私がラボ整理を始めたきっかけについて書きます。

大学の研究室で働き始めて1年ほど経った頃、未経験だった実験をやったところうまくいかず、数回やり直したことがありました。

ラジオアイソトープラベルしたサンプルを電気泳動し、その後ゲルをフィルターに吸着させて、2日間感光。。。なんやかんやで(待ち時間を含め)4日かかる実験です。

うまくいけば横まっすぐなバンドが見られるはずなのに、M字型や台形の、まるで山のような形のバンドが出たのです。

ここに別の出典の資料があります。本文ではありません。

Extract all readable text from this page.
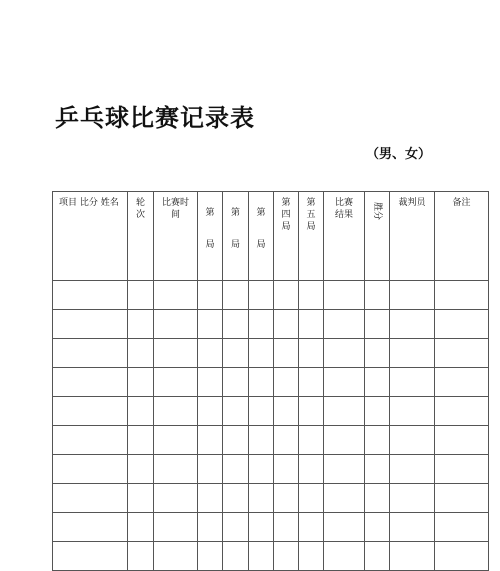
乒乓球比赛记录表
（男、女）
项目 比分 姓名	轮次	比赛时间	第局	第局	第局	第四局	第五局	比赛结果	胜分	裁判员	备注
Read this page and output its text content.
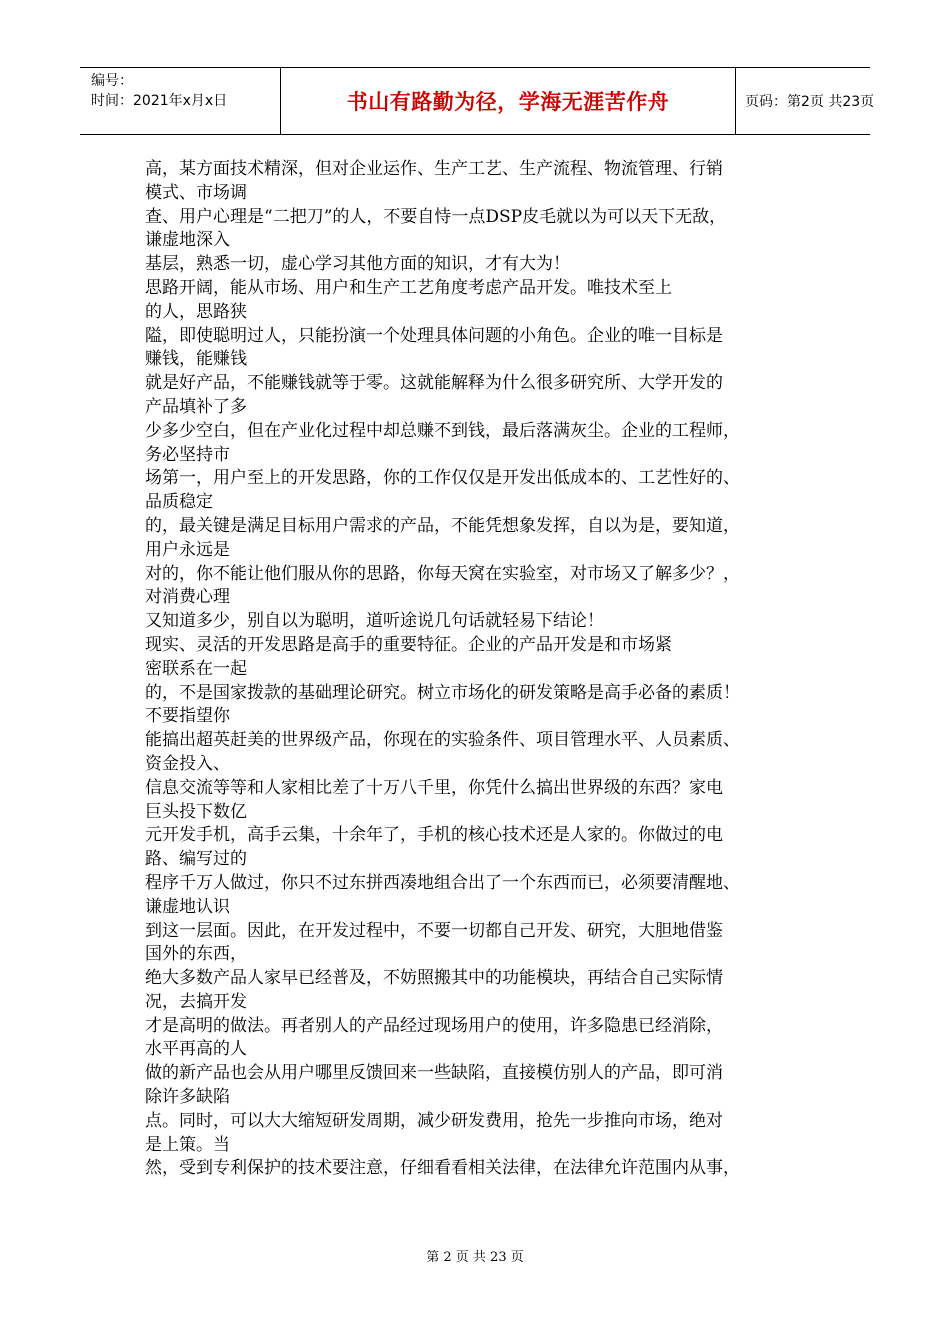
编号：
时间：2021年x月x日	书山有路勤为径，学海无涯苦作舟	页码：第2页 共23页
高，某方面技术精深，但对企业运作、生产工艺、生产流程、物流管理、行销
模式、市场调
查、用户心理是“二把刀”的人，不要自恃一点DSP皮毛就以为可以天下无敌，
谦虚地深入
基层，熟悉一切，虚心学习其他方面的知识，才有大为！
思路开阔，能从市场、用户和生产工艺角度考虑产品开发。唯技术至上
的人，思路狭
隘，即使聪明过人，只能扮演一个处理具体问题的小角色。企业的唯一目标是
赚钱，能赚钱
就是好产品，不能赚钱就等于零。这就能解释为什么很多研究所、大学开发的
产品填补了多
少多少空白，但在产业化过程中却总赚不到钱，最后落满灰尘。企业的工程师，
务必坚持市
场第一，用户至上的开发思路，你的工作仅仅是开发出低成本的、工艺性好的、
品质稳定
的，最关键是满足目标用户需求的产品，不能凭想象发挥，自以为是，要知道，
用户永远是
对的，你不能让他们服从你的思路，你每天窝在实验室，对市场又了解多少？，
对消费心理
又知道多少，别自以为聪明，道听途说几句话就轻易下结论！
现实、灵活的开发思路是高手的重要特征。企业的产品开发是和市场紧
密联系在一起
的，不是国家拨款的基础理论研究。树立市场化的研发策略是高手必备的素质！
不要指望你
能搞出超英赶美的世界级产品，你现在的实验条件、项目管理水平、人员素质、
资金投入、
信息交流等等和人家相比差了十万八千里，你凭什么搞出世界级的东西？家电
巨头投下数亿
元开发手机，高手云集，十余年了，手机的核心技术还是人家的。你做过的电
路、编写过的
程序千万人做过，你只不过东拼西凑地组合出了一个东西而已，必须要清醒地、
谦虚地认识
到这一层面。因此，在开发过程中，不要一切都自己开发、研究，大胆地借鉴
国外的东西，
绝大多数产品人家早已经普及，不妨照搬其中的功能模块，再结合自己实际情
况，去搞开发
才是高明的做法。再者别人的产品经过现场用户的使用，许多隐患已经消除，
水平再高的人
做的新产品也会从用户哪里反馈回来一些缺陷，直接模仿别人的产品，即可消
除许多缺陷
点。同时，可以大大缩短研发周期，减少研发费用，抢先一步推向市场，绝对
是上策。当
然，受到专利保护的技术要注意，仔细看看相关法律，在法律允许范围内从事，
第 2 页 共 23 页
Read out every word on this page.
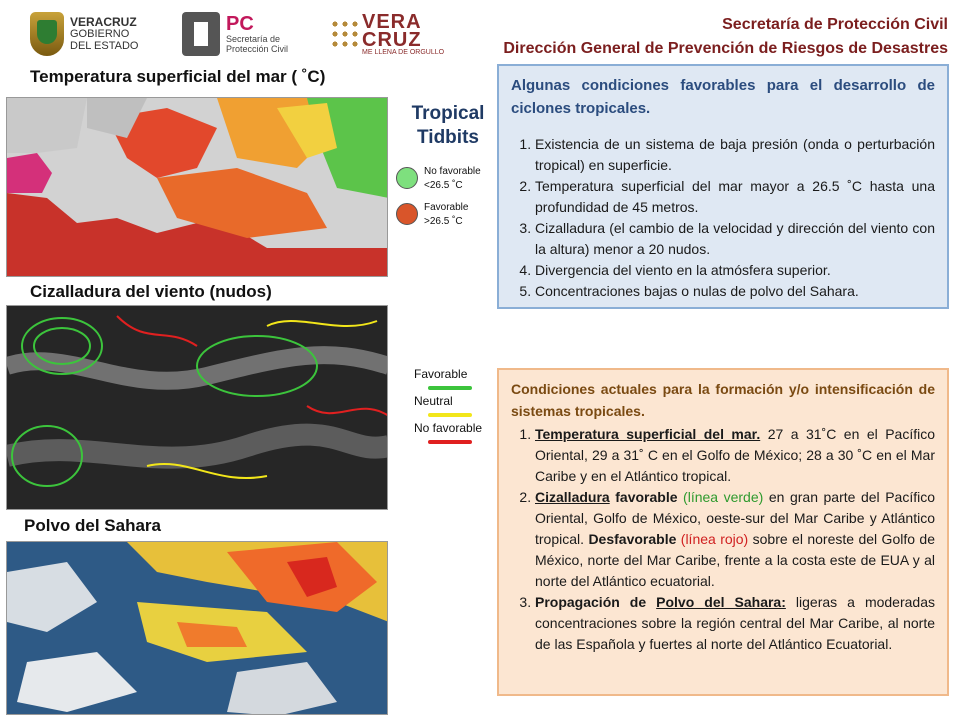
VERACRUZ
GOBIERNO
DEL ESTADO
PC
Secretaría de
Protección Civil
VERA
CRUZ
ME LLENA DE ORGULLO
Secretaría de Protección Civil
Dirección General de Prevención de Riesgos de Desastres
Temperatura superficial del mar ( ˚C)
Cizalladura del viento (nudos)
Polvo del Sahara
Tropical
Tidbits
No favorable
<26.5 ˚C
Favorable
>26.5 ˚C
Favorable
Neutral
No favorable
Algunas condiciones favorables para el desarrollo de ciclones tropicales.
1. Existencia de un sistema de baja presión (onda o perturbación tropical) en superficie.
2. Temperatura superficial del mar mayor a 26.5 ˚C hasta una profundidad de 45 metros.
3. Cizalladura (el cambio de la velocidad y dirección del viento con la altura) menor a 20 nudos.
4. Divergencia del viento en la atmósfera superior.
5. Concentraciones bajas o nulas de polvo del Sahara.
Condiciones actuales para la formación y/o intensificación de sistemas tropicales.
1. Temperatura superficial del mar. 27 a 31˚C en el Pacífico Oriental, 29 a 31˚ C en el Golfo de México; 28 a 30 ˚C en el Mar Caribe y en el Atlántico tropical.
2. Cizalladura favorable (línea verde) en gran parte del Pacífico Oriental, Golfo de México, oeste-sur del Mar Caribe y Atlántico tropical. Desfavorable (línea rojo) sobre el noreste del Golfo de México, norte del Mar Caribe, frente a la costa este de EUA y al norte del Atlántico ecuatorial.
3. Propagación de Polvo del Sahara: ligeras a moderadas concentraciones sobre la región central del Mar Caribe, al norte de las Española y fuertes al norte del Atlántico Ecuatorial.
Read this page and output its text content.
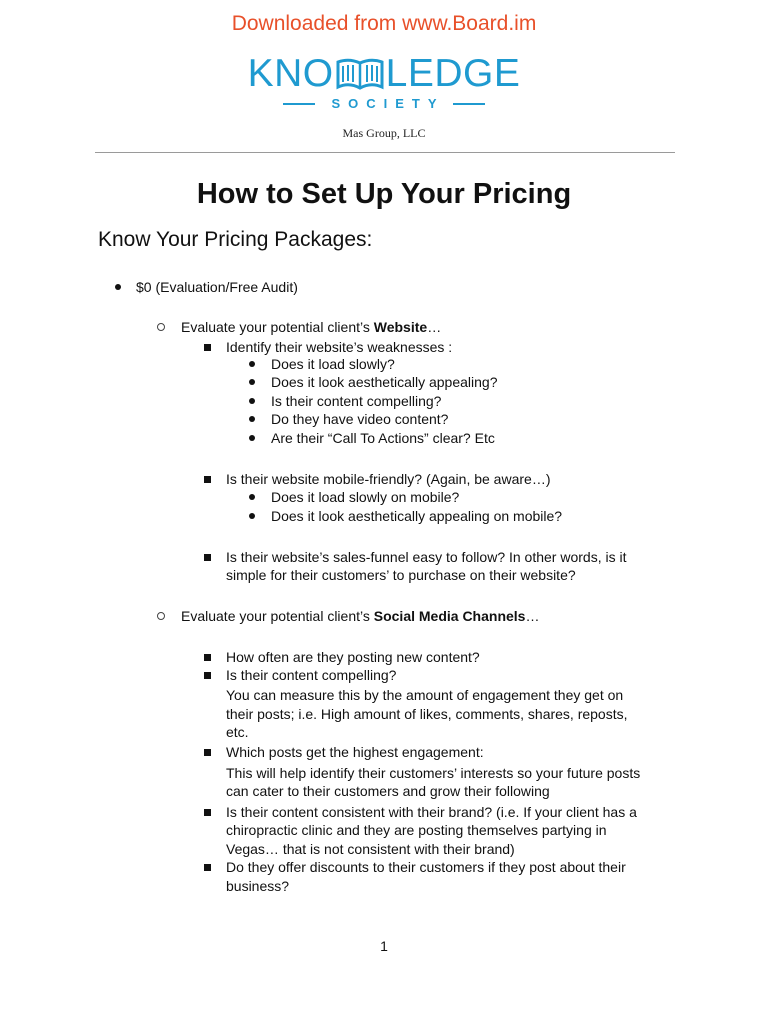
Downloaded from www.Board.im
KNO LEDGE
SOCIETY
Mas Group, LLC
How to Set Up Your Pricing
Know Your Pricing Packages:
$0 (Evaluation/Free Audit)
Evaluate your potential client’s Website…
Identify their website’s weaknesses :
Does it load slowly?
Does it look aesthetically appealing?
Is their content compelling?
Do they have video content?
Are their “Call To Actions” clear? Etc
Is their website mobile-friendly? (Again, be aware…)
Does it load slowly on mobile?
Does it look aesthetically appealing on mobile?
Is their website’s sales-funnel easy to follow? In other words, is it
simple for their customers’ to purchase on their website?
Evaluate your potential client’s Social Media Channels…
How often are they posting new content?
Is their content compelling?
You can measure this by the amount of engagement they get on
their posts; i.e. High amount of likes, comments, shares, reposts,
etc.
Which posts get the highest engagement:
This will help identify their customers’ interests so your future posts
can cater to their customers and grow their following
Is their content consistent with their brand? (i.e. If your client has a
chiropractic clinic and they are posting themselves partying in
Vegas… that is not consistent with their brand)
Do they offer discounts to their customers if they post about their
business?
1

原因についてネットで調べ、ついに、同じ現象が書いてある記事にたどり着きました。教科書でもなく、試薬メーカーのHPでもなく、大学の先生が書いた個人のブログです。

 

結局、原因は1つの古い試薬、SDS(Sodium dodecyl sulfate)でした。新しいものを使ったら、他の条件は同じなのに綺麗なバンドになったのです。

 

このSDSはラボの試薬棚にあった常温保存の試薬です。一体何年前からあったのか・・・

ラベルに購入日、保存期限や、開封日は書いてありませんでした。そしてほとんど使われた形跡がない。

 

こんな試薬をまた棚に戻してしまったら、そして他の人が知らずに使ったら、時間と研究費が無駄になってしまいます。そこで、原因が判明した後すぐに瓶を試薬棚から隔離しました。

 

これが意識的にラボ整理を始めたきっかけです。

見回してみると、試薬以外にも気になるものがあちこちに。研究の邪魔をするかもしれない15のモノ

折良くラボ引越しの機会があり、また大学院生が増えてきたので、実験スペースを増やすべく不要品整理に取りかかりました。

  1. どういう整理ステップを踏めば良いか
  2. 皆が使いやすく実験を効率よく進めるにはどうモノを配置したらいいか

を考え、実行に移すと目に見える形で片付き、使いやすくなり、またラボメンバーからも好評なので楽しくなり、いつの間にかラボの整理収納が私の研究テーマになっていました。

研究成果を公開していきたいと思い、このジャーナルを始めました。

ラボにいる皆さんにとって、何か少しでもお役に立てることが書けたら嬉しいです。